So, last night was hanging out with the girls, and I got the urge to cut my hair. I randomly do this from time to time. In fact, I have been cutting my own hair for about two to three years now (yes, I know, frequently, it shows). I thought it would be fun to let my friends play with it this time instead, but they seemed nervous.
I apologize for the nasty morning after makeup.
While they were busy laying down paper and trying to figure out how to go about it, I cheerfully took the scissors and began lobbing off about a foot of hair. This elicited noises of horror from behind me, which in itself was worth the whole thing.
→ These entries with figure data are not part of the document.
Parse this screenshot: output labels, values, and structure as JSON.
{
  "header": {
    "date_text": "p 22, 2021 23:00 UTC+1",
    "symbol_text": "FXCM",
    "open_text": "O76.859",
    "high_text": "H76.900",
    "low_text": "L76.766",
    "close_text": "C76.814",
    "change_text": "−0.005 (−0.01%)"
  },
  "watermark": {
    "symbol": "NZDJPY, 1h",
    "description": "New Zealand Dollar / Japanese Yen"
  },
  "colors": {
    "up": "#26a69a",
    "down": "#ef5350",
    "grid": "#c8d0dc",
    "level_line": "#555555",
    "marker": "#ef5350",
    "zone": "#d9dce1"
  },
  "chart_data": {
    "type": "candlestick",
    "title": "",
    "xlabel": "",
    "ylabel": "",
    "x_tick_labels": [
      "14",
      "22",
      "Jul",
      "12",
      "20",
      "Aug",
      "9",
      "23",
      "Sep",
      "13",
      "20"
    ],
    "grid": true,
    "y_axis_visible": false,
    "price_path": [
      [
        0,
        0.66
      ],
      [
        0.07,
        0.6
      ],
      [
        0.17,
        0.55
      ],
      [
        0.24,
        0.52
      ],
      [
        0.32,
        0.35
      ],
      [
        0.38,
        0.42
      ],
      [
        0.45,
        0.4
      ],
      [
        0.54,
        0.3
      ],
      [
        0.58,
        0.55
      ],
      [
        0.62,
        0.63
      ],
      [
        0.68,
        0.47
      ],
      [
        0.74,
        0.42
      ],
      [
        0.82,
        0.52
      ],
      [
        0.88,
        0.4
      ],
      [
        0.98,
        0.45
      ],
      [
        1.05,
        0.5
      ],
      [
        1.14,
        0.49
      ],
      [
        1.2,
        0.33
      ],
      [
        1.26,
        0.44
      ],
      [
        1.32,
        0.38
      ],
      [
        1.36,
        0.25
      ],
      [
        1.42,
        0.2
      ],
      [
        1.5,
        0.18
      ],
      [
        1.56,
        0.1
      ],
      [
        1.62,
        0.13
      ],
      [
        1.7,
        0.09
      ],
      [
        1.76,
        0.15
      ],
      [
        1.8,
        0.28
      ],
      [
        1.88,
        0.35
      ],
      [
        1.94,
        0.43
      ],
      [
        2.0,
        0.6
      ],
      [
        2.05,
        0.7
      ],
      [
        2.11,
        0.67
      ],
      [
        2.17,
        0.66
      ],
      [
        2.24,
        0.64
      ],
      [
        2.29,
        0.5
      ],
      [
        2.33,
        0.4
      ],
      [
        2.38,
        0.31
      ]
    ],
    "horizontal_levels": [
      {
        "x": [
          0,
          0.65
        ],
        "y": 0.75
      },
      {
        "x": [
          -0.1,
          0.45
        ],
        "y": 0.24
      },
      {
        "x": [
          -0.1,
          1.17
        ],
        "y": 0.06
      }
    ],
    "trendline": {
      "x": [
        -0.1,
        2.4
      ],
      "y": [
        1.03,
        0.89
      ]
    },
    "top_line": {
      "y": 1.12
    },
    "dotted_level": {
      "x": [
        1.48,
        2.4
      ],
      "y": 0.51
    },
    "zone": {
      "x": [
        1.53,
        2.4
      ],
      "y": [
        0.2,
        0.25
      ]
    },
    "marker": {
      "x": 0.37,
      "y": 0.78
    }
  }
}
Added a second layer (with help), kinda trimmed the bangs, but not really, and this is what I got:
The reaction of my friends as I casually cut off about two years growth of hair sort of got me thinking though: How much of that "a woman's hair is her glory" mentality are we carrying with us. What is this fear of losing something that will grow back, eventually? I guess I lost that instinct along the way somewhere. Maybe a few too many shitty salon haircuts at Ultracuts. Who knows?
For me, hair cutting is a lot like baking. If you mess it up, unless you totally burn it to a crisp, its still gonna taste sweet and relatively good, just might not look as pretty as you wanted. I think last nights attempt turned out fairly cute, despite jack daniels being involved. Its not a work of art, but at least its not a big tatty mess down my back anymore.